22 Teams beim Fräsenrennen in Hochstädten

Prächtige Stimmung und viel Besuch bei der Hochstädter Kerb

Sie standen in diesem Jahr im Mittelpunkt der Hochstädter Kerb: von links „Kerweparrer“ Marcus Schneider, Kerwekönigin Laura Buß und Mundschenk Lukas Link. Bild © Claudia Sosniak.
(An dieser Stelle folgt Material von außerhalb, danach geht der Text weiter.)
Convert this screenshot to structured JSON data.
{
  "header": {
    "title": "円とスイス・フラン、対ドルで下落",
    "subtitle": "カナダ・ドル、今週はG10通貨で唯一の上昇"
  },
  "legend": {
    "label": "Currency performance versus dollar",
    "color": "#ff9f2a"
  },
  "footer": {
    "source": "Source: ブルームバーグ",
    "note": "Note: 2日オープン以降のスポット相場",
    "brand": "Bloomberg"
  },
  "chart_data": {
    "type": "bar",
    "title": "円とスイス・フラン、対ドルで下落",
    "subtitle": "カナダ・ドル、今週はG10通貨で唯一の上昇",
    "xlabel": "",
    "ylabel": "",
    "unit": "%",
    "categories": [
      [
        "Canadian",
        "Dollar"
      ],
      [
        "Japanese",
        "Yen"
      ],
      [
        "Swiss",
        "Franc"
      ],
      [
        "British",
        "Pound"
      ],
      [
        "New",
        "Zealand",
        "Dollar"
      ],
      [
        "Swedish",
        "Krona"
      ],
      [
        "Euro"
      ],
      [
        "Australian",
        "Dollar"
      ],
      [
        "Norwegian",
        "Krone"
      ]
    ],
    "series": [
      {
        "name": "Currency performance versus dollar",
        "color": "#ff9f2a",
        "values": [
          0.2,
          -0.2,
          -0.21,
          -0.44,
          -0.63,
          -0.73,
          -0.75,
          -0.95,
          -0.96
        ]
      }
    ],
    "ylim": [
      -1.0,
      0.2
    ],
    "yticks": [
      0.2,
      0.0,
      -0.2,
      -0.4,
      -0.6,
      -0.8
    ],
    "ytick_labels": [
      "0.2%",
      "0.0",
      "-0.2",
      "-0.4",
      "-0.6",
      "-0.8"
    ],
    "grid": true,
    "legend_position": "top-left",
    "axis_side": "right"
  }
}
Seine Feuertaufe bestanden hat der im vergangenen Winter neugewählte Vorstand des Hochstädter Kerwe- und Heimatvereins bei der an diesem Wochenende gefeierten Hochstädter Kerb. So zeigte sich das Vorstandsteam um den neuen Vorsitzenden Giuseppe Casabona mit Ablauf und Besucherzahl hochzufrieden. Selbst beim heutigen Frühschoppen mit Rippchen und Kraut und musikalischer Unterhaltung von „Musik Tom“ -in anderen Gemeinden ist der Montag eher der besuchsschwächere Tag- war das Festzelt am Feuerwehrgerätehaus vollbesetzt.  

37. Fräsenrennen

Allein 22 Teams hatten zum bereits 37. Fräsenrennen am Sonntagnachmittag gemeldet. Während sich in Budapest/Ungarn in der Königsklasse Formel 1 die Rennfahrer Lewis Hamilton, Max Verstappen oder Sebastian Vettel eine atemberaubende Strategieschlacht lieferten, zeigten in Hochstädten die jeweiligen Duos auf dem rund 400 Meter langen neugestalteten Parcours mit ihren umgebauten Fräsen ihr fahrerisches Geschick. Gemeldet hatte in der Kategorie Allrad mit Kerwekönigin Laura Buß und ihrer Fahrerin Anna-Lena Gomer auch ein weibliches Team. Einen spektakulären Sturz vollzog in der Allrad-Klasse das einzige Hochstädter Team mit Timo und Kerweparre Marcus Schneider, der zum Glück keine größeren Blessuren hinterließ. Seinen Titel verteidigen konnten in dieser Wertung übrigens René Memminger und Tobias Knecht von Alsheim und Guntersblum.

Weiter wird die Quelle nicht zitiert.